Photosynthesis is a process by which plants, algae and other organisms absorb sunlight and convert it into chemical energy, often resulting in vital products such as oxygen.
Much like photosynthesis, this new reverse method - developed by researchers from the University of Copenhagen - collects sunlight through the plant's chlorophyll, which is a green pigment found in leaves. But instead of helping plants grow, reverse photosynthesis actually helps break down plant material.
The idea is that a given amount of this biomass can be combined with a natural enzyme called lytic polysaccharide monooxygenase, which is found in certain fungi and bacteria. Then, when chlorophyll is added and the entire mixture is exposed to sunlight, sugar molecules in the biomass naturally break down into smaller constituents. The resulting biochemicals can then be more easily converted into fuel and plastics. And not only does this method increase production speed, but it also has the potential to reduce pollution, as conventional methods utilize petroleum and natural gas for making chemicals.
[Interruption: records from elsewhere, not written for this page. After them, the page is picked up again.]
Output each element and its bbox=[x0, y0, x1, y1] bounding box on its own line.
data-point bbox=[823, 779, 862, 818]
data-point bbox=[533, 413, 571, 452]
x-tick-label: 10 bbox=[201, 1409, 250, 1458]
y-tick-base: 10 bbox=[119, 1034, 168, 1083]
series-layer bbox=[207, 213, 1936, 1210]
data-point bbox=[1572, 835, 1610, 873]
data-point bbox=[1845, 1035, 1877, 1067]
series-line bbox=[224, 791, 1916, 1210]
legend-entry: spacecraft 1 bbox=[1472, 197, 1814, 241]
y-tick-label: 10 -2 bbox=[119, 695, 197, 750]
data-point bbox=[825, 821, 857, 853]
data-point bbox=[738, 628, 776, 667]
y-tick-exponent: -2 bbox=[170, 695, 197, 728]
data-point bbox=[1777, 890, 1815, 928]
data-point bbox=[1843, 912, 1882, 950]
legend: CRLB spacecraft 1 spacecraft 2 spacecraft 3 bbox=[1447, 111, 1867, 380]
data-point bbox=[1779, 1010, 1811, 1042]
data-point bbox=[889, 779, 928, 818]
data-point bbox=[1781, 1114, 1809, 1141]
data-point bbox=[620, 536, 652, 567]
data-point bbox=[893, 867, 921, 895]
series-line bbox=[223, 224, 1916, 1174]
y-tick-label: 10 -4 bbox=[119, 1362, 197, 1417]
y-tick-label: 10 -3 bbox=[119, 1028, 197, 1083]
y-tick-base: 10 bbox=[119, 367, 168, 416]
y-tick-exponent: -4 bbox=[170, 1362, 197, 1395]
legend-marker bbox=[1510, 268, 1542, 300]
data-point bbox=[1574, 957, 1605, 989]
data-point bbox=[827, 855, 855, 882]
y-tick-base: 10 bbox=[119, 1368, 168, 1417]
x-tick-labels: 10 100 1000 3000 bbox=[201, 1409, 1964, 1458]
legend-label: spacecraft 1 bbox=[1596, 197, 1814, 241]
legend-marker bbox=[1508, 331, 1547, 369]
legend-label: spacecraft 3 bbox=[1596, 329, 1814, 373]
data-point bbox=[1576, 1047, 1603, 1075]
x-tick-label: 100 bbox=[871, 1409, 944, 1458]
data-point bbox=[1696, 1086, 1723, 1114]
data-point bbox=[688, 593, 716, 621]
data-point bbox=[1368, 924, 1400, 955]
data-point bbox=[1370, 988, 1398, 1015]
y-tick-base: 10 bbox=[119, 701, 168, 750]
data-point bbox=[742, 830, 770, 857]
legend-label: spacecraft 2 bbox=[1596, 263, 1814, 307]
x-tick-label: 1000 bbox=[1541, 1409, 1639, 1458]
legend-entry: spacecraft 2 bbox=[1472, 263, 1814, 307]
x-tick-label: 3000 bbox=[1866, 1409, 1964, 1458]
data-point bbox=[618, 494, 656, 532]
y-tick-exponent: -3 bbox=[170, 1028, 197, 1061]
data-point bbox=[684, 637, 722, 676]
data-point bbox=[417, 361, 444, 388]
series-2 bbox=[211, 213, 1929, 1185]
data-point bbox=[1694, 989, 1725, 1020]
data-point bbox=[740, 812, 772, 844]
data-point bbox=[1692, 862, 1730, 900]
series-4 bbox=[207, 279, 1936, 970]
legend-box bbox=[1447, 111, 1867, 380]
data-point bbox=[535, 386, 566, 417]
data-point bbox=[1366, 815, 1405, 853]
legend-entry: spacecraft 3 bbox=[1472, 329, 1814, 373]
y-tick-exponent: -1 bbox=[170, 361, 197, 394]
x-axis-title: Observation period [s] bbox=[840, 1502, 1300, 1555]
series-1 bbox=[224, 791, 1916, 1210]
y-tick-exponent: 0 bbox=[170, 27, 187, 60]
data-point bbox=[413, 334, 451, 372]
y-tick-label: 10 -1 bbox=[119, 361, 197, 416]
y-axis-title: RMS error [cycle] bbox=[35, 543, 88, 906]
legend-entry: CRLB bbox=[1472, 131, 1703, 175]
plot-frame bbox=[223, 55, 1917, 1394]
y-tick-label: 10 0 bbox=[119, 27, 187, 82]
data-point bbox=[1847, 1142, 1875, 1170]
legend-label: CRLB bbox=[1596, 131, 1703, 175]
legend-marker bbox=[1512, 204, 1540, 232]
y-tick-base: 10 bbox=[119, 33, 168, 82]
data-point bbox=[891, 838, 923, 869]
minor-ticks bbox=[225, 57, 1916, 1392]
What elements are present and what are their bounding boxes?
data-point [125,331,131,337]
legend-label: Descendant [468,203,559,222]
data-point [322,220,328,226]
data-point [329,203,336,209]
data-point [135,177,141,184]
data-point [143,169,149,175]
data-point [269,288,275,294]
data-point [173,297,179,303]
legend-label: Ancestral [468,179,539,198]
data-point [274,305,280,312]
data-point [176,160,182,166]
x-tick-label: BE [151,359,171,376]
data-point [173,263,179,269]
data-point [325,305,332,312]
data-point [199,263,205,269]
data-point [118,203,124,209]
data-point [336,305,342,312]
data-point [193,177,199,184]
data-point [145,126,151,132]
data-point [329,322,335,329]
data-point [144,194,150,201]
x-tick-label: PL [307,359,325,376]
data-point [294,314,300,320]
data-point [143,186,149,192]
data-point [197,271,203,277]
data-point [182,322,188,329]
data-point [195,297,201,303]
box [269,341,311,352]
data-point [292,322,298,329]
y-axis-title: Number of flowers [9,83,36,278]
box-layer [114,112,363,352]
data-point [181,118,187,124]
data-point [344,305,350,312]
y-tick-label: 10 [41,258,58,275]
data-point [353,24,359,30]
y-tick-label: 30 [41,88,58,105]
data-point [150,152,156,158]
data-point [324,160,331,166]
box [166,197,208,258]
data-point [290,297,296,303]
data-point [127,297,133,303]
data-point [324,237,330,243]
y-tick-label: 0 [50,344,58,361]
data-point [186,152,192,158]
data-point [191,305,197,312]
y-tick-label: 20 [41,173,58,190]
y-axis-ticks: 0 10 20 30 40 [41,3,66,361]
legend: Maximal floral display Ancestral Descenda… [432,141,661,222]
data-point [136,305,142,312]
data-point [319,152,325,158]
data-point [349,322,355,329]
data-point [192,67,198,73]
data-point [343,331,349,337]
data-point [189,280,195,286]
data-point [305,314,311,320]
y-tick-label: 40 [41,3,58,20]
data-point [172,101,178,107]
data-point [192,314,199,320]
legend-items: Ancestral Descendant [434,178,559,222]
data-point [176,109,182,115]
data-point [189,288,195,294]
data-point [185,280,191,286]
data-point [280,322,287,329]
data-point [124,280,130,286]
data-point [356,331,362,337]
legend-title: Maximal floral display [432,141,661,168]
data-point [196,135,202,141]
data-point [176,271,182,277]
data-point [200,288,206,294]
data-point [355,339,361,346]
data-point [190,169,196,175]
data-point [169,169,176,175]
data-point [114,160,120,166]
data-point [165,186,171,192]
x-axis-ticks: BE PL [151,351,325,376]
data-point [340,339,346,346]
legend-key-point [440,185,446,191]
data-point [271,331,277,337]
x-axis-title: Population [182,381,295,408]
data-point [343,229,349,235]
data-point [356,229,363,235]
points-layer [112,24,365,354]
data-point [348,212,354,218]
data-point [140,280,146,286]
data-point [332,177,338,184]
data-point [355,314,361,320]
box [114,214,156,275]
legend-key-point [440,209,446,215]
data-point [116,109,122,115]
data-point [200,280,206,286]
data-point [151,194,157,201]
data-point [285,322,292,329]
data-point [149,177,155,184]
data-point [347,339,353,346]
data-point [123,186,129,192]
"This is a game changer, one that could transform the industrial production of fuels and chemicals, thus serving to reduce pollution significantly," said Claus Felby, a professor from the University of Copenhagen who led the research. "It has always been right beneath our noses, and yet no one has ever taken note: photosynthesis by way of the sun doesn't just allow things to grow, the same principles can be applied to break plant matter down, allowing the release of chemical substances. In other words, direct sunlight drives chemical processes. The immense energy in solar light can be used so that processes can take place without additional energy inputs."
Researchers also noted that the key to successful reverse photosynthesis is using the energy of sunlight itself to drive the chemical processes. By harnessing the power of the sun, reactions that would otherwise take 24 hours or longer can be achieved in just 10 minutes.
"By using the sun, we can produce biofuels and biochemicals for things like plastics - faster, at lower temperatures and with enhanced energy-efficiency," added David Cannella, a fellow researcher and discoverer. "Some of the reactions, which currently take 24 hours, can be achieved in just 10 minutes by using the sun."
However, further research is required before the process can be utilized at large scale.
Their study was recently published in the journal Nature Communications.